[Python-Dev] IO module improvements

Fri Feb 5 13:35:26 CET 2010

Hello
The new modular io system of python is awesome, but I'm running into 
some of its limits currently, while replacing the raw FileIO with a more 
advanced stream.
So here are a few ideas and questions regarding the mechanisms of this 
IO system. Note that I'm speaking in python terms, but these ideas 
should also apply to the C implementation (with more programming hassle 
of course).
- some streams have specific attributes (i.e mode, name...), but since 
they'll often been wrapped inside buffering or encoding streams, these 
attributes will not be available to the end user.
So wouldn't it be great to implement some "transversal inheritance", 
simply by delegating to the underlying buffer/raw-stream, attribute 
retrievals which fail on the current stream ? A little __getattr__ 
should do it fine, shouldn't it ?
By the way, I'm having trouble with the "name" attribute of raw files, 
which can be string or integer (confusing), ambiguous if containing a 
relative path, and which isn't able to handle the new case of my 
library, i.e opening a file from an existing file handle (which is ALSO 
an integer, like C file descriptors...) ; I propose we deprecate it for 
the benefit or more precise attributes, like "path" (absolute path) and 
"origin" (which can be "path", "fileno", "handle" and can be extended...).
Methods too would deserve some auto-forwarding. If you want to bufferize 
a raw stream which also offers size(), times(), lock_file() and other 
methods, how can these be accessed from a top-level buffering/text 
stream ? So it would be interesting to have a system through which a 
stream can expose its additional features to top level streams, and at 
the same time tell these if they must flush() or not before calling 
these new methods (eg. asking the inode number of a file doesn't require 
flushing, but knowing its real size DOES require it.).
- I feel thread-safety locking and stream stream status checking are 
currently overly complicated. All methods are filled with locking calls 
and CheckClosed() calls, which is both a performance loss (most io 
streams will have 3 such levels of locking, when 1 would suffice) and 
error-prone (some times ago I've seen in sources several functions in 
which checks and locks seemed lacking).
Since we're anyway in a mood of imbricating streams, why not simply 
adding a "safety stream" on top of each stream chain returned by open() 
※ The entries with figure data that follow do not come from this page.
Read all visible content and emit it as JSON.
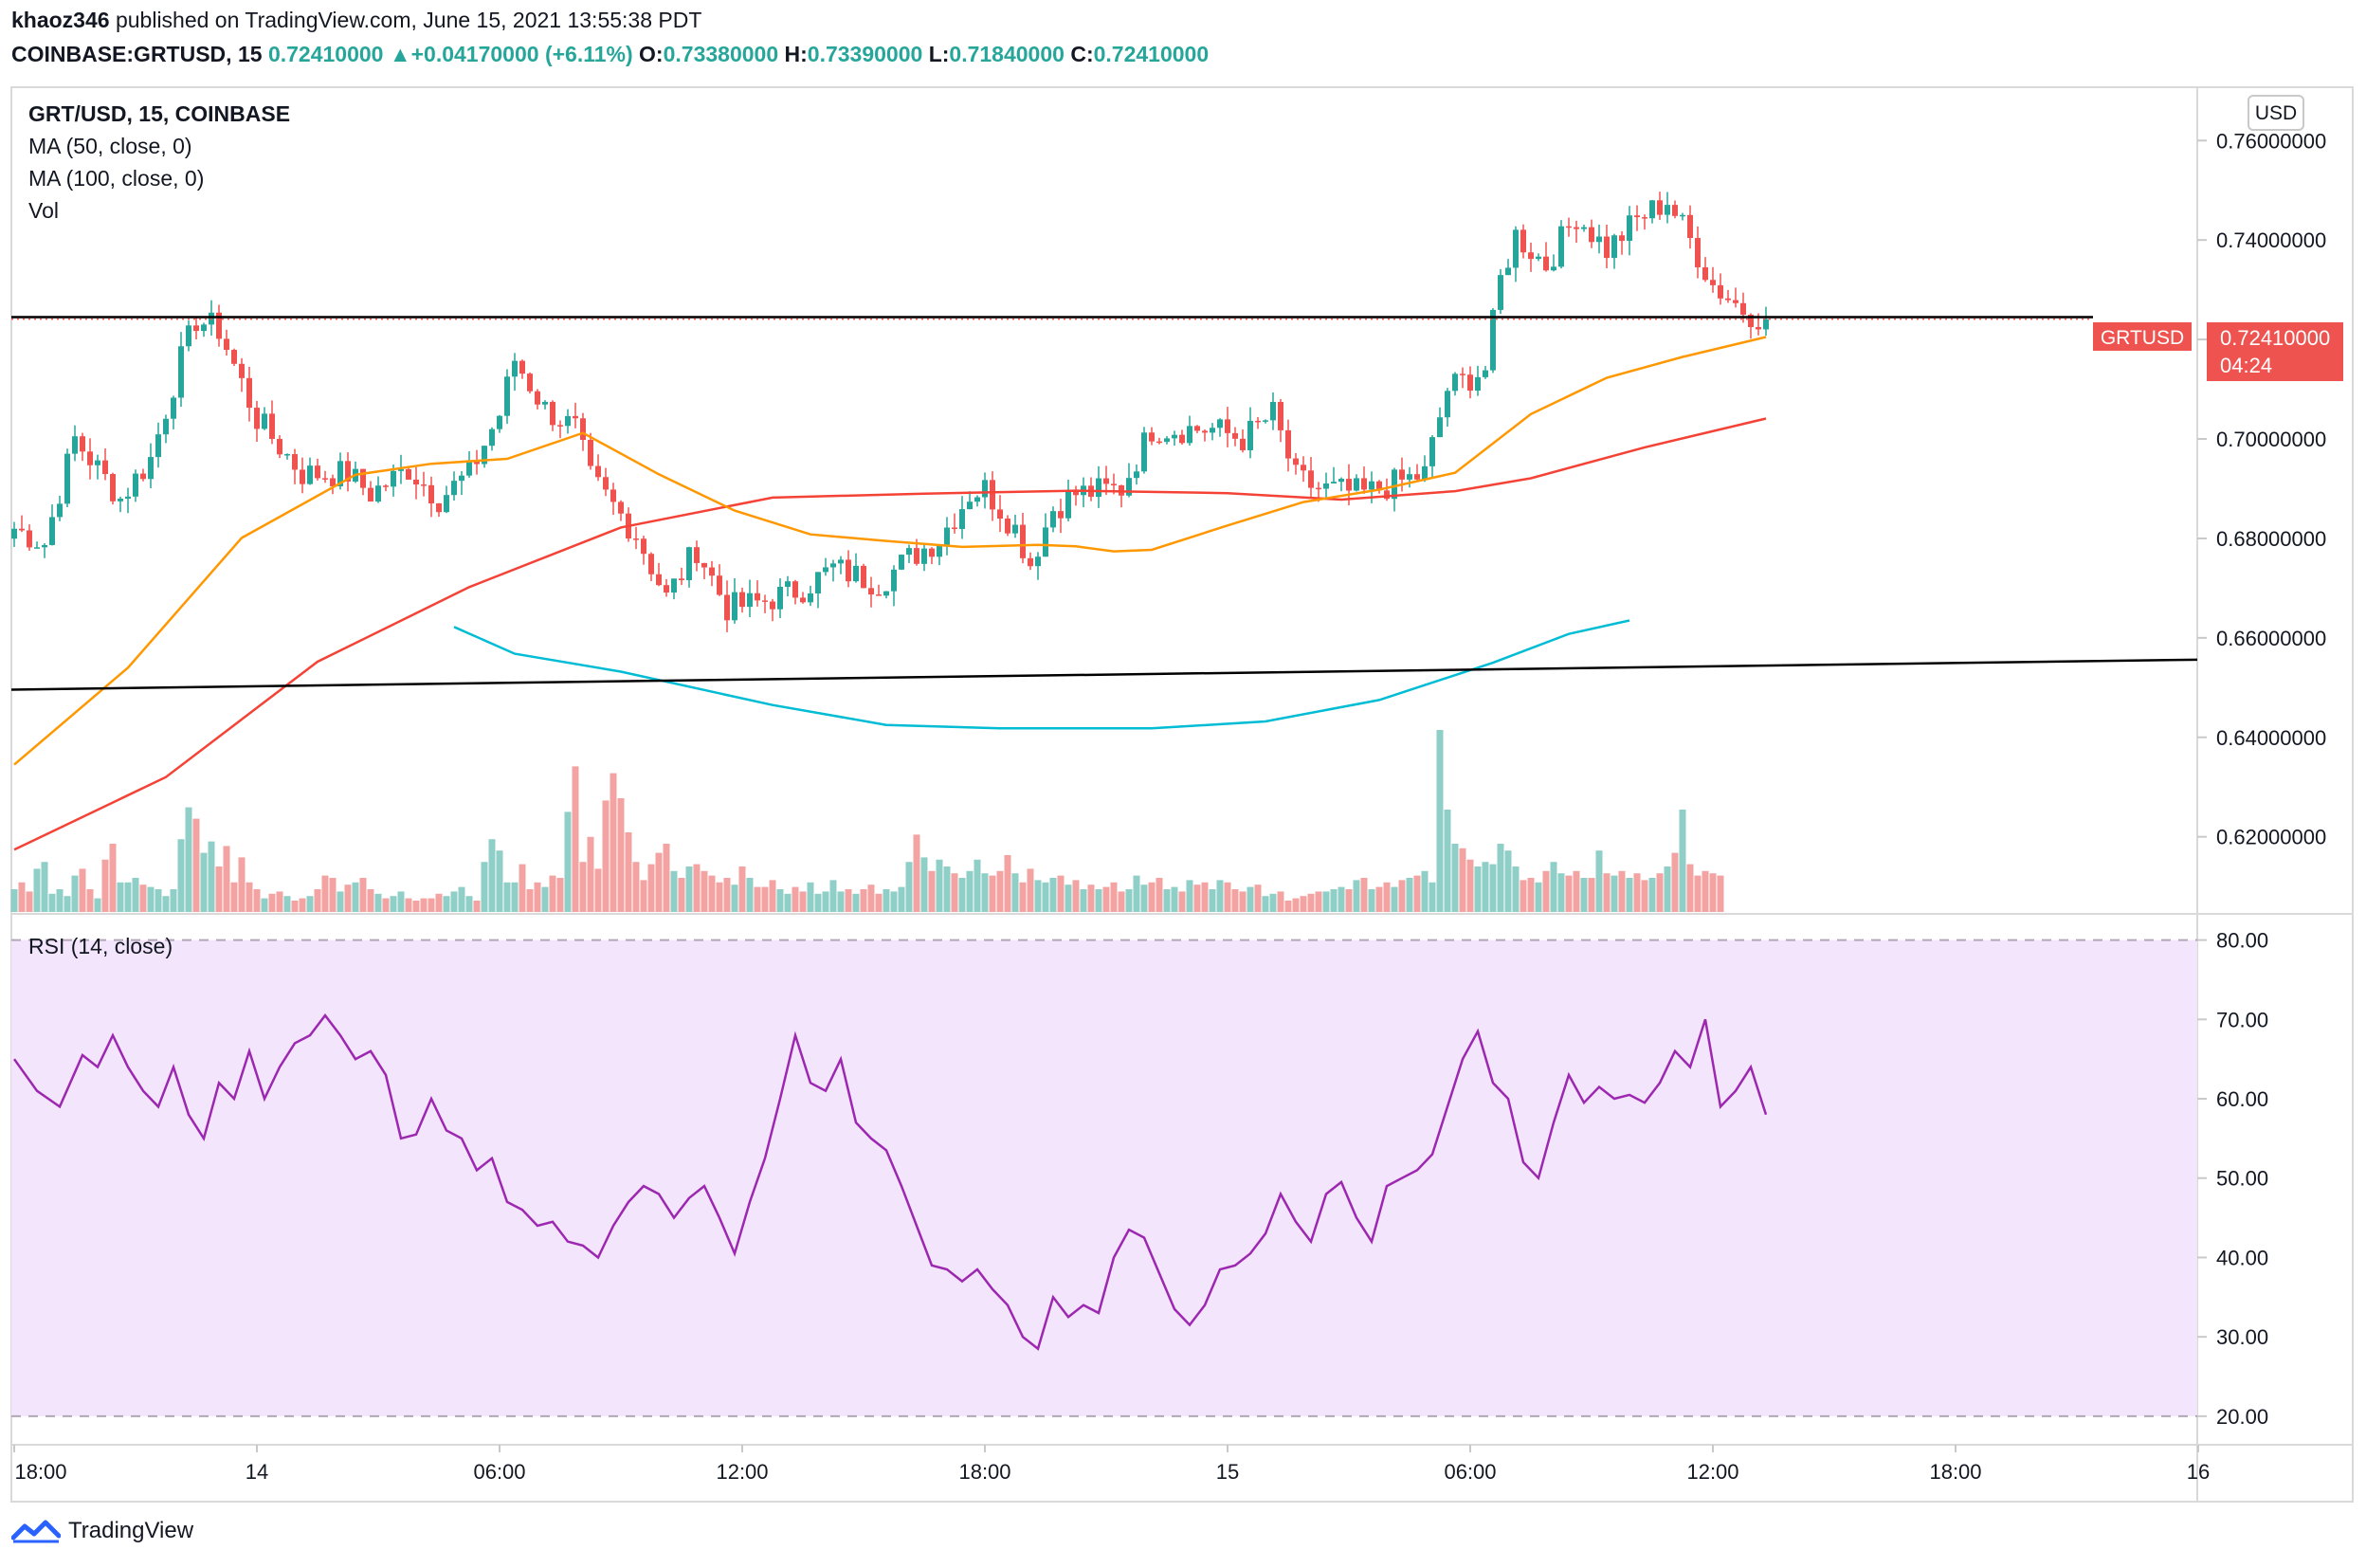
{
  "header": {
    "author": "khaoz346",
    "published_text": "published on TradingView.com, June 15, 2021 13:55:38 PDT",
    "symbol": "COINBASE:GRTUSD, 15",
    "last": "0.72410000",
    "change_arrow": "▲",
    "change": "+0.04170000 (+6.11%)",
    "o_label": "O:",
    "o_value": "0.73380000",
    "h_label": "H:",
    "h_value": "0.73390000",
    "l_label": "L:",
    "l_value": "0.71840000",
    "c_label": "C:",
    "c_value": "0.72410000"
  },
  "legend": {
    "title": "GRT/USD, 15, COINBASE",
    "ma50": "MA (50, close, 0)",
    "ma100": "MA (100, close, 0)",
    "vol": "Vol"
  },
  "currency_button": "USD",
  "price_tag": {
    "symbol": "GRTUSD",
    "price": "0.72410000",
    "countdown": "04:24"
  },
  "rsi_legend": "RSI (14, close)",
  "branding": "TradingView",
  "colors": {
    "up": "#26a69a",
    "down": "#ef5350",
    "vol_up": "#8fcfc7",
    "vol_down": "#f3a3a1",
    "ma50": "#ff9800",
    "ma100": "#f44336",
    "ma_extra": "#00bcd4",
    "rsi": "#9c27b0",
    "rsi_band": "#f3e5fb",
    "trendline": "#000000"
  },
  "chart_data": {
    "type": "candlestick",
    "title": "GRT/USD, 15, COINBASE",
    "price_axis": {
      "range": [
        0.6045,
        0.7692
      ],
      "ticks": [
        "0.76000000",
        "0.74000000",
        "0.72000000",
        "0.70000000",
        "0.68000000",
        "0.66000000",
        "0.64000000",
        "0.62000000"
      ],
      "tick_values": [
        0.76,
        0.74,
        0.72,
        0.7,
        0.68,
        0.66,
        0.64,
        0.62
      ]
    },
    "time_axis": {
      "labels": [
        "18:00",
        "14",
        "06:00",
        "12:00",
        "18:00",
        "15",
        "06:00",
        "12:00",
        "18:00",
        "16"
      ],
      "label_bars": [
        0,
        32,
        64,
        96,
        128,
        160,
        192,
        224,
        256,
        288
      ]
    },
    "last_price": 0.7241,
    "resistance_level": 0.7245,
    "support_trendline": {
      "from": [
        0,
        0.6496
      ],
      "to": [
        306,
        0.656
      ]
    },
    "ohlc_keyframes": [
      [
        0,
        0.682
      ],
      [
        4,
        0.679
      ],
      [
        8,
        0.7
      ],
      [
        14,
        0.688
      ],
      [
        18,
        0.696
      ],
      [
        22,
        0.716
      ],
      [
        24,
        0.724
      ],
      [
        27,
        0.722
      ],
      [
        32,
        0.704
      ],
      [
        38,
        0.693
      ],
      [
        44,
        0.693
      ],
      [
        47,
        0.689
      ],
      [
        52,
        0.694
      ],
      [
        56,
        0.688
      ],
      [
        60,
        0.693
      ],
      [
        64,
        0.705
      ],
      [
        66,
        0.716
      ],
      [
        70,
        0.706
      ],
      [
        74,
        0.702
      ],
      [
        76,
        0.692
      ],
      [
        82,
        0.681
      ],
      [
        86,
        0.668
      ],
      [
        90,
        0.678
      ],
      [
        94,
        0.666
      ],
      [
        98,
        0.667
      ],
      [
        104,
        0.67
      ],
      [
        108,
        0.674
      ],
      [
        114,
        0.671
      ],
      [
        118,
        0.676
      ],
      [
        122,
        0.68
      ],
      [
        126,
        0.689
      ],
      [
        128,
        0.69
      ],
      [
        132,
        0.682
      ],
      [
        134,
        0.675
      ],
      [
        137,
        0.686
      ],
      [
        140,
        0.689
      ],
      [
        146,
        0.69
      ],
      [
        150,
        0.702
      ],
      [
        154,
        0.702
      ],
      [
        158,
        0.702
      ],
      [
        162,
        0.7
      ],
      [
        166,
        0.705
      ],
      [
        169,
        0.692
      ],
      [
        172,
        0.69
      ],
      [
        178,
        0.689
      ],
      [
        182,
        0.691
      ],
      [
        186,
        0.693
      ],
      [
        189,
        0.71
      ],
      [
        194,
        0.714
      ],
      [
        196,
        0.732
      ],
      [
        198,
        0.741
      ],
      [
        202,
        0.735
      ],
      [
        206,
        0.745
      ],
      [
        210,
        0.738
      ],
      [
        214,
        0.744
      ],
      [
        218,
        0.748
      ],
      [
        221,
        0.74
      ],
      [
        224,
        0.731
      ],
      [
        228,
        0.726
      ],
      [
        231,
        0.724
      ]
    ],
    "ma50": [
      [
        0,
        0.6345
      ],
      [
        15,
        0.654
      ],
      [
        30,
        0.6801
      ],
      [
        45,
        0.6928
      ],
      [
        55,
        0.695
      ],
      [
        65,
        0.696
      ],
      [
        75,
        0.7012
      ],
      [
        85,
        0.6929
      ],
      [
        95,
        0.6856
      ],
      [
        105,
        0.6808
      ],
      [
        115,
        0.6795
      ],
      [
        125,
        0.6783
      ],
      [
        135,
        0.6787
      ],
      [
        140,
        0.6784
      ],
      [
        145,
        0.6774
      ],
      [
        150,
        0.6777
      ],
      [
        160,
        0.6826
      ],
      [
        170,
        0.6873
      ],
      [
        180,
        0.6898
      ],
      [
        190,
        0.6932
      ],
      [
        200,
        0.705
      ],
      [
        210,
        0.7123
      ],
      [
        220,
        0.7165
      ],
      [
        231,
        0.7205
      ]
    ],
    "ma100": [
      [
        0,
        0.6174
      ],
      [
        20,
        0.632
      ],
      [
        40,
        0.6552
      ],
      [
        60,
        0.6702
      ],
      [
        80,
        0.6822
      ],
      [
        100,
        0.6882
      ],
      [
        120,
        0.689
      ],
      [
        140,
        0.6896
      ],
      [
        160,
        0.6891
      ],
      [
        175,
        0.6878
      ],
      [
        190,
        0.6895
      ],
      [
        200,
        0.6921
      ],
      [
        215,
        0.6983
      ],
      [
        231,
        0.7041
      ]
    ],
    "ma_extra": [
      [
        58,
        0.6622
      ],
      [
        66,
        0.6568
      ],
      [
        80,
        0.6532
      ],
      [
        100,
        0.6465
      ],
      [
        115,
        0.6425
      ],
      [
        130,
        0.6418
      ],
      [
        150,
        0.6418
      ],
      [
        165,
        0.6432
      ],
      [
        180,
        0.6475
      ],
      [
        195,
        0.655
      ],
      [
        205,
        0.6608
      ],
      [
        213,
        0.6635
      ]
    ],
    "volume_axis": {
      "max": 10.0
    },
    "volume": [
      1.0,
      1.3,
      0.9,
      1.9,
      2.2,
      0.8,
      1.0,
      0.7,
      1.6,
      1.9,
      1.0,
      0.6,
      2.3,
      3.0,
      1.3,
      1.3,
      1.5,
      1.2,
      1.1,
      1.0,
      0.7,
      1.0,
      3.2,
      4.6,
      4.1,
      2.6,
      3.1,
      2.0,
      2.9,
      1.3,
      2.4,
      1.3,
      1.0,
      0.6,
      0.8,
      0.9,
      0.7,
      0.5,
      0.6,
      0.7,
      1.0,
      1.6,
      1.5,
      0.9,
      1.2,
      1.3,
      1.5,
      1.0,
      0.8,
      0.6,
      0.7,
      0.9,
      0.6,
      0.5,
      0.6,
      0.6,
      0.8,
      0.7,
      0.9,
      1.1,
      0.7,
      0.5,
      2.2,
      3.2,
      2.7,
      1.3,
      1.3,
      2.1,
      1.0,
      1.3,
      1.1,
      1.6,
      1.5,
      4.4,
      6.4,
      2.2,
      3.3,
      1.9,
      4.9,
      6.1,
      5.0,
      3.5,
      2.2,
      1.4,
      2.1,
      2.6,
      3.0,
      1.8,
      1.5,
      2.0,
      2.1,
      1.8,
      1.6,
      1.3,
      1.5,
      1.2,
      2.0,
      1.5,
      1.1,
      1.1,
      1.4,
      1.0,
      0.8,
      1.1,
      0.9,
      1.3,
      0.8,
      0.9,
      1.4,
      0.9,
      1.0,
      0.8,
      1.0,
      1.2,
      0.8,
      1.0,
      0.9,
      1.1,
      2.2,
      3.4,
      2.4,
      1.8,
      2.3,
      2.0,
      1.7,
      1.5,
      1.8,
      2.3,
      1.7,
      1.6,
      1.8,
      2.5,
      1.7,
      1.3,
      1.9,
      1.4,
      1.3,
      1.5,
      1.6,
      1.2,
      1.4,
      1.0,
      1.2,
      1.0,
      1.1,
      1.3,
      0.9,
      1.0,
      1.6,
      1.2,
      1.3,
      1.5,
      1.0,
      1.1,
      0.9,
      1.4,
      1.2,
      1.3,
      1.0,
      1.4,
      1.3,
      1.0,
      0.9,
      1.1,
      1.2,
      0.7,
      0.8,
      0.9,
      0.5,
      0.6,
      0.7,
      0.8,
      0.9,
      0.9,
      1.0,
      1.1,
      1.0,
      1.4,
      1.5,
      1.0,
      1.1,
      1.3,
      1.1,
      1.4,
      1.5,
      1.6,
      1.8,
      1.3,
      8.0,
      4.5,
      3.0,
      2.8,
      2.3,
      2.0,
      2.2,
      2.1,
      3.0,
      2.7,
      2.0,
      1.4,
      1.5,
      1.3,
      1.8,
      2.2,
      1.7,
      1.6,
      1.8,
      1.5,
      1.5,
      2.7,
      1.7,
      1.6,
      1.8,
      1.5,
      1.7,
      1.4,
      1.5,
      1.7,
      2.0,
      2.6,
      4.5,
      2.1,
      1.6,
      1.8,
      1.7,
      1.6
    ],
    "rsi": {
      "range": [
        16.4,
        83.3
      ],
      "ticks": [
        "80.00",
        "70.00",
        "60.00",
        "50.00",
        "40.00",
        "30.00",
        "20.00"
      ],
      "tick_values": [
        80,
        70,
        60,
        50,
        40,
        30,
        20
      ],
      "band": [
        20,
        80
      ],
      "values": [
        [
          0,
          65.0
        ],
        [
          3,
          61.0
        ],
        [
          6,
          59.0
        ],
        [
          9,
          65.5
        ],
        [
          11,
          64.0
        ],
        [
          13,
          68.0
        ],
        [
          15,
          64.0
        ],
        [
          17,
          61.0
        ],
        [
          19,
          59.0
        ],
        [
          21,
          64.0
        ],
        [
          23,
          58.0
        ],
        [
          25,
          55.0
        ],
        [
          27,
          62.0
        ],
        [
          29,
          60.0
        ],
        [
          31,
          66.0
        ],
        [
          33,
          60.0
        ],
        [
          35,
          64.0
        ],
        [
          37,
          67.0
        ],
        [
          39,
          68.0
        ],
        [
          41,
          70.5
        ],
        [
          43,
          68.0
        ],
        [
          45,
          65.0
        ],
        [
          47,
          66.0
        ],
        [
          49,
          63.0
        ],
        [
          51,
          55.0
        ],
        [
          53,
          55.5
        ],
        [
          55,
          60.0
        ],
        [
          57,
          56.0
        ],
        [
          59,
          55.0
        ],
        [
          61,
          51.0
        ],
        [
          63,
          52.5
        ],
        [
          65,
          47.0
        ],
        [
          67,
          46.0
        ],
        [
          69,
          44.0
        ],
        [
          71,
          44.5
        ],
        [
          73,
          42.0
        ],
        [
          75,
          41.5
        ],
        [
          77,
          40.0
        ],
        [
          79,
          44.0
        ],
        [
          81,
          47.0
        ],
        [
          83,
          49.0
        ],
        [
          85,
          48.0
        ],
        [
          87,
          45.0
        ],
        [
          89,
          47.5
        ],
        [
          91,
          49.0
        ],
        [
          93,
          45.0
        ],
        [
          95,
          40.5
        ],
        [
          97,
          47.0
        ],
        [
          99,
          52.5
        ],
        [
          101,
          60.0
        ],
        [
          103,
          68.0
        ],
        [
          105,
          62.0
        ],
        [
          107,
          61.0
        ],
        [
          109,
          65.0
        ],
        [
          111,
          57.0
        ],
        [
          113,
          55.0
        ],
        [
          115,
          53.5
        ],
        [
          117,
          49.0
        ],
        [
          119,
          44.0
        ],
        [
          121,
          39.0
        ],
        [
          123,
          38.5
        ],
        [
          125,
          37.0
        ],
        [
          127,
          38.5
        ],
        [
          129,
          36.0
        ],
        [
          131,
          34.0
        ],
        [
          133,
          30.0
        ],
        [
          135,
          28.5
        ],
        [
          137,
          35.0
        ],
        [
          139,
          32.5
        ],
        [
          141,
          34.0
        ],
        [
          143,
          33.0
        ],
        [
          145,
          40.0
        ],
        [
          147,
          43.5
        ],
        [
          149,
          42.5
        ],
        [
          151,
          38.0
        ],
        [
          153,
          33.5
        ],
        [
          155,
          31.5
        ],
        [
          157,
          34.0
        ],
        [
          159,
          38.5
        ],
        [
          161,
          39.0
        ],
        [
          163,
          40.5
        ],
        [
          165,
          43.0
        ],
        [
          167,
          48.0
        ],
        [
          169,
          44.5
        ],
        [
          171,
          42.0
        ],
        [
          173,
          48.0
        ],
        [
          175,
          49.5
        ],
        [
          177,
          45.0
        ],
        [
          179,
          42.0
        ],
        [
          181,
          49.0
        ],
        [
          183,
          50.0
        ],
        [
          185,
          51.0
        ],
        [
          187,
          53.0
        ],
        [
          189,
          59.0
        ],
        [
          191,
          65.0
        ],
        [
          193,
          68.5
        ],
        [
          195,
          62.0
        ],
        [
          197,
          60.0
        ],
        [
          199,
          52.0
        ],
        [
          201,
          50.0
        ],
        [
          203,
          57.0
        ],
        [
          205,
          63.0
        ],
        [
          207,
          59.5
        ],
        [
          209,
          61.5
        ],
        [
          211,
          60.0
        ],
        [
          213,
          60.5
        ],
        [
          215,
          59.5
        ],
        [
          217,
          62.0
        ],
        [
          219,
          66.0
        ],
        [
          221,
          64.0
        ],
        [
          223,
          70.0
        ],
        [
          225,
          59.0
        ],
        [
          227,
          61.0
        ],
        [
          229,
          64.0
        ],
        [
          231,
          58.0
        ]
      ]
    }
  }
}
? That layer could gracefully handle mutex locking, CheckClosed() calls, 
and even, maybe, the attribute/method forwarding I evocated above. I 
know a pure metaprogramming solution would maybe not suffice for 
performance-seekers, but static implementations should be doable as well.
- some semantic decisions of the current system are somehow dangerous. 
For example, flushing errors occuring on close are swallowed. It seems 
to me that it's of the utmost importance that the user be warned if the 
bytes he wrote disappeared before reaching the kernel ; shouldn't we 
decidedly enforce a "don't hide errors" everywhere in the io module ?.
Regards,
Pascal